The comments, recorded by a big overhead boom mic, were made all the more unfortunate by the fact that Abbott had just returned from a forum in PNG where he rejected the pleas of low-lying Pacific island nations for a stronger stance on emissions and temperature rises.

The GCF, the world’s largest global climate fund, was set up in 2015 as part of the Paris Agreement and has approved projects across 128 countries. The Abbott and Turnbull governments provided $200 million to the fund between 2015 and 2018 before Morrison announced no further would be made on his watch.

At the time, Morrison infamously said Australia could meet its pledge under the Paris Agreement “in a canter,” and without economic pain, as long as it did not spend money on “some global climate fund” or global climate conferences and “all that sort of nonsense.”

Five years later, the messaging is very different.

“Australia is committed to amplifying the collective Pacific voice on the international stage,” the joint statement said on Thursday.

“We are supporting more than 50 Pacific delegates to attend the UN Climate Conference, COP28, in Dubai. We are working closely with Pacific nations at COP28 to ensure it delivers practical outcomes and maximum impact for the region.

“Australia welcomes the decision taken at COP28 to operationalise the Climate Impact Response Fund for supporting particularly vulnerable developing countries respond to climate impacts, including loss and damage.
We look forward to the new fund being set up quickly and delivering for the Pacific.”

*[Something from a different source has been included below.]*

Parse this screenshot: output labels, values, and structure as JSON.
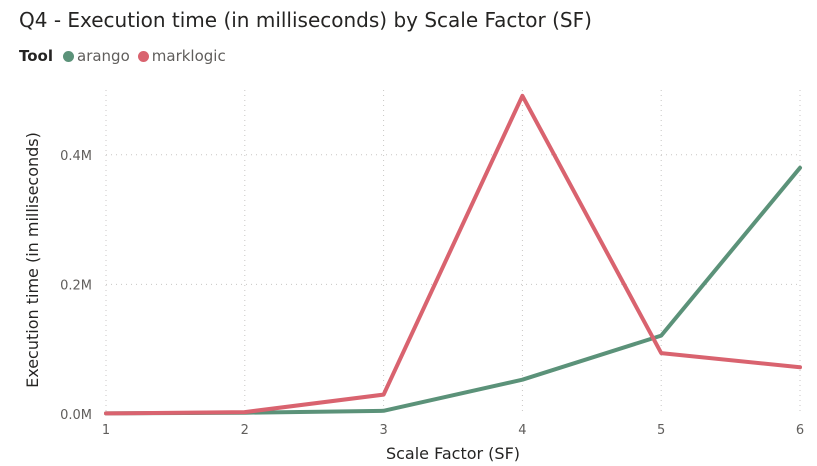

And there’s no more joking about “water lapping at the door” of our island neighbours. Rather, at the October Pacific Islands Forum, Australia has also committed to a dedicated intake of the people of Tuvalu, the island with a population of just over 11,000 that is most at threat of rising sea levels.

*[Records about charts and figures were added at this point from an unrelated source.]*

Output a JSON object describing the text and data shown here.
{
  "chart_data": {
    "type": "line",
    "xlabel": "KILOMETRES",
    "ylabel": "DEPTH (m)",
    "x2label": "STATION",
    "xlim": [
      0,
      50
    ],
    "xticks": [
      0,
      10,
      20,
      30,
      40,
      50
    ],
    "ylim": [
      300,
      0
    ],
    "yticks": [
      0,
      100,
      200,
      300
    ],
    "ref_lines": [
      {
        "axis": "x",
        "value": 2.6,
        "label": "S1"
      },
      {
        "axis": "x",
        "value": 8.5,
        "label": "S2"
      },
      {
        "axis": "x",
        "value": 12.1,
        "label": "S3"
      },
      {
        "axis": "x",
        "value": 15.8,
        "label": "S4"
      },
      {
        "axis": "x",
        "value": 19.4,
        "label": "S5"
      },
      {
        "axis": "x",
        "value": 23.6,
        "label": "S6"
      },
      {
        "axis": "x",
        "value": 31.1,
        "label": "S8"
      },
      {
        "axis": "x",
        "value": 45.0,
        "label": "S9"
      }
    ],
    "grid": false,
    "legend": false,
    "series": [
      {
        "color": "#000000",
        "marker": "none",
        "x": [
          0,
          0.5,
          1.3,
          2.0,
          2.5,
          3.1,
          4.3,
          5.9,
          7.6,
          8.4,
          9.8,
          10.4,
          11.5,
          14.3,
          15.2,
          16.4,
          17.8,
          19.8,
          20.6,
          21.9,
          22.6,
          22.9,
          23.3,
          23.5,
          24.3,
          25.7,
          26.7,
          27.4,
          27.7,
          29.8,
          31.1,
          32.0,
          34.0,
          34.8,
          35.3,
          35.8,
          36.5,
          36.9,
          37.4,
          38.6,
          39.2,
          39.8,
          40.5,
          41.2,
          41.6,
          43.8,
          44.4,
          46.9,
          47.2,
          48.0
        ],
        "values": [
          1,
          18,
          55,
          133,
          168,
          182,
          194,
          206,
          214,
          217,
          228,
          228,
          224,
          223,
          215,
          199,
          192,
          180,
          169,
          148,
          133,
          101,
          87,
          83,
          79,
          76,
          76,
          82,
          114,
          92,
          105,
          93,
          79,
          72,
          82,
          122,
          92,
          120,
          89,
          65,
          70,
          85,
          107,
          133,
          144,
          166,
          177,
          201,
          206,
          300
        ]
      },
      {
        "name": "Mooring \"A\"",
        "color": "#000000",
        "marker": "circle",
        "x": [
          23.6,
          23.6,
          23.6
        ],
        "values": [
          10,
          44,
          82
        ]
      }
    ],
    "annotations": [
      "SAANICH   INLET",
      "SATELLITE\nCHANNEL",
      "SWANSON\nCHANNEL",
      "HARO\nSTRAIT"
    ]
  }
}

“Nowhere is the climate threat more profound than in the Pacific,” said minister Conroy.

“I commend the significant work over many years by Pacific Island Forum members to design the Pacific Resilience Facility as a game changing and transformative initiative that is owned by, and delivers for, the region.”

Of course, the timing of Australia’s Pacific climate finance gestures – and the setting, from the stage of the COP 28 talks – is favourable for the Albanese government, which is pitching to co-host UN climate talks in 2026.

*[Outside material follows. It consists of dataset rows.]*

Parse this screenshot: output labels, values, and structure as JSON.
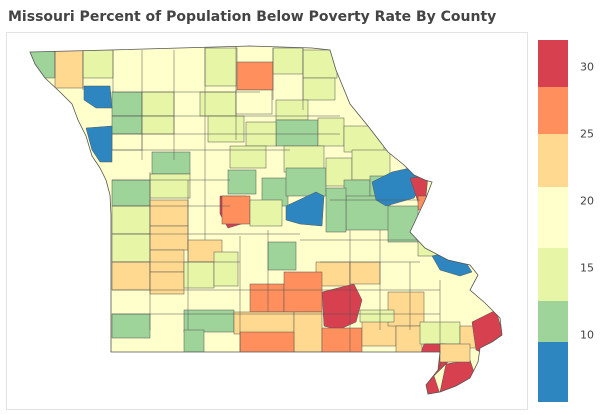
{
  "title": "Missouri Percent of Population Below Poverty Rate By County",
  "colors": {
    "lt_10": "#2e86c1",
    "10_15": "#9ed49a",
    "15_18": "#e6f5a6",
    "18_21": "#ffffcc",
    "21_25": "#ffd98f",
    "25_30": "#ff8f5c",
    "gt_30": "#d7404e"
  },
  "legend": {
    "min": 5,
    "max": 32,
    "bands": [
      {
        "from": 5,
        "to": 9.5,
        "color": "#2e86c1"
      },
      {
        "from": 9.5,
        "to": 12.5,
        "color": "#9ed49a"
      },
      {
        "from": 12.5,
        "to": 16.5,
        "color": "#e6f5a6"
      },
      {
        "from": 16.5,
        "to": 21,
        "color": "#ffffcc"
      },
      {
        "from": 21,
        "to": 25,
        "color": "#ffd98f"
      },
      {
        "from": 25,
        "to": 28.5,
        "color": "#ff8f5c"
      },
      {
        "from": 28.5,
        "to": 32,
        "color": "#d7404e"
      }
    ],
    "ticks": [
      "10",
      "15",
      "20",
      "25",
      "30"
    ]
  }
}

But the Australian millions won’t buy the government a free pass for its ongoing support of fossil fuels.

As Greenpeace Australia’s Pacific advisor Shiva Gounden put it: “Contributing to the [GCF] without stopping all new coal and gas projects is like showing up at a fire with a extinguisher in one hand and a flamethrower in the other.”

Wesley Morgan, a research fellow at the Griffith Asia Institute, Griffith University, says the funding announcement “must not be a substitute” for action on the root causes of the climate crisis.

“Australia must stop approving new coal, oil and gas projects. And we must back agreement at COP28 for the phase-out of fossil fuels,” Morgan writes on The Conversation.

“The only way to actually stop harming communities in the Pacific is to stop adding fuel to the fire. That means stopping the approval of new coal, oil and gas projects and committing to a managed phase-out of fossil fuels.

“Australia has put up its hand to host COP31 with Pacific island countries in 2026. To be a successful host of the UN climate talks, Australia will need to actively support the Pacific’s fight for survival,” says Morgan.

“We can’t just keep throwing money at the problem. We need to be part of the solution.”